Friday, February 19, 1999



NASA has big
ideas for Kauai
missile range

Plans are to test high-tech
unmanned aircraft there
'well into the future'

By Anthony Sommer
Star-Bulletin

Tapa

BARKING SANDS, Kauai -- After two years of record-smashing flights over Kauai by Pathfinder craft, NASA is looking at bringing a parade of high-tech unmanned aircraft to the Navy's Pacific Missile Range Facility for testing.

"We're planning to use PMRF well into the future," said John Del Frate, former project manager of the Pathfinder program and now head of the Centurion program.

The overall program is called Environmental Research Aircraft and Sensor Technology , and the goal is to create a variety of airplanes that can fly above the weather for days, weeks or months carrying science packages capable of monitoring everything from air pollution to leaks in agricultural water systems.

The lure of the Pacific Missile Range is the Navy's 42,000 square miles of open ocean northwest of Kauai.

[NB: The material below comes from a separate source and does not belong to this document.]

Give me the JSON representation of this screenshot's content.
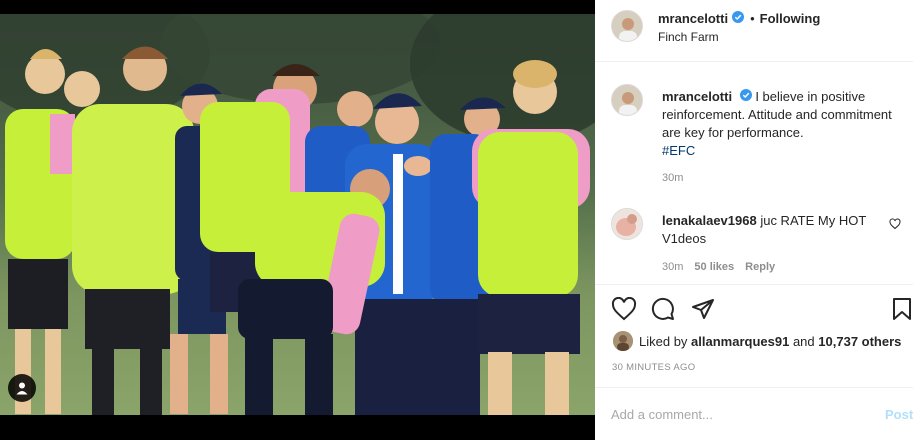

Nowhere else in the United States is there such a vast area free of the commercial aircraft that have limited operations at NASA's Dryden Flight Test Research Center at Edwards Air Force Base, Calif.

And with the new equipment being installed to test the Navy's Theater Ballistic Missile Defense system -- which promises to have the fastest missiles in the world -- few other places can match the base's tracking, telemetry and communications capabilities.

Not that speed counts in research aircraft. No "Right Stuff" is required here, in fact no stuff at all.

The aircraft are flown by pilots watching live video feeds from the airplanes and seated in office chairs inside surplus military communications vans beside the runway. "Uninhabited Aircraft" is the term in NASA jargon, and the goal is to conduct science experiments for what the space agency terms "extreme duration."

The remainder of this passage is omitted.